Michael J. Fox Foundation: Grants for Diseases

OVERVIEW: The Michael J. Fox Foundation awards grants to scientists and researchers working in translational and clinical projects to keep the Parkinson’s drug development pipeline flowing, and to those that are conducting innovative and potentially high-risk/high reward work.

IP TAKE: It may just be a one-year anomaly, but MJFF has funded far fewer grants recently than it has in previous years. If this pattern holds, potential grantees can expect an increasingly competitive playing field for MJFF funding dollars. 

PROFILE: Founded in 1998 after actor Michael J. Fox was diagnosed with Parkinson’s disease, the Michael J. Fox Foundation (MJFF) is “dedicated to finding a cure for Parkinson's disease through an aggressively funded research agenda and to ensuring the development of improved therapies for those living with Parkinson's today.” MJFF has been reaching out and making connections all through the world of philanthropy and research, in both the US and Canada, where Fox grew up. The foundation states its research grantmaking goal is to “accelerate the best ideas in Parkinson’s disease research toward clinical testing and practical relevance for patients.” In this regard, it places a strong emphasis on finding both clinical and translational research projects in the two key areas of therapeutic approaches and the development of promising tools and resources to help quicken the pace of Parkinson’s treatments. MJFF has three Core Funding Opportunities with targeted research priorities that are constantly evolving.

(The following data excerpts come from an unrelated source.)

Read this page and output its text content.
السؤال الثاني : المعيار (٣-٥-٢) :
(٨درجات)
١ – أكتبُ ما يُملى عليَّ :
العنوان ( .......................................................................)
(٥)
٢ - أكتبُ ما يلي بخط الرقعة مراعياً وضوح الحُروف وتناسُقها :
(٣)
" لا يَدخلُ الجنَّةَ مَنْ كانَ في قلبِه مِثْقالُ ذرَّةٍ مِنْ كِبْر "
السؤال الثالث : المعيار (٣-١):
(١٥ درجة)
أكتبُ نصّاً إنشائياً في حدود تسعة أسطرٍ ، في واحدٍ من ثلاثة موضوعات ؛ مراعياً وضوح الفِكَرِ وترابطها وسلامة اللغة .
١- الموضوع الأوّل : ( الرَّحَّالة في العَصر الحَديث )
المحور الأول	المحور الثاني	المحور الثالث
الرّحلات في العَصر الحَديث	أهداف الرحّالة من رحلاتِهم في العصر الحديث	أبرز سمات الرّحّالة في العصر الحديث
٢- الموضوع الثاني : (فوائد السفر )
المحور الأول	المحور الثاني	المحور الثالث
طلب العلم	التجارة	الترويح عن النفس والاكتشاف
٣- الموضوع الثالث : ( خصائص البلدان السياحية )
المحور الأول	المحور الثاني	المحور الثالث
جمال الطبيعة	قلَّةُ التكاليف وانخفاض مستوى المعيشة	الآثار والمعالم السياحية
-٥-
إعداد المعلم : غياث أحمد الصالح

MJFF’s Target Advancement program supports “research characterizing promising, novel PD-relevant targets or continuing target biology work on established PD targets” with an aim to “de-risk subsequent drug development and ultimately accelerate the advancement of innovative therapies for Parkinson's patients.”

The Therapeutic Pipeline program seeks projects “with potential for fundamentally altering disease course and/or significantly improving treatment of symptoms above and beyond current standards of care.” It supports “prospective studies or retrospective studies utilizing existing data in human biofluids.”

The Outcome Measures program “seeks to support research that will develop biomarker tools and clinical outcome measures to assist in target validation for therapeutic development." This can include Imaging Studies, Clinical/Non-Invasive Physiological Studies, Biochemical Assays and Outcome Measures, and Data Science.

MJFF’s grants are typically up to $150,000, but the Therapeutic Pipeline program may award grants of $1-2 million. Grantseekers can explore the foundation's funded grants page to get an idea of the types of projects and programs it is interested in.  Each program has one grant cycle per year, with pre-proposals generally due in September and full proposals, by invitation only, due in January.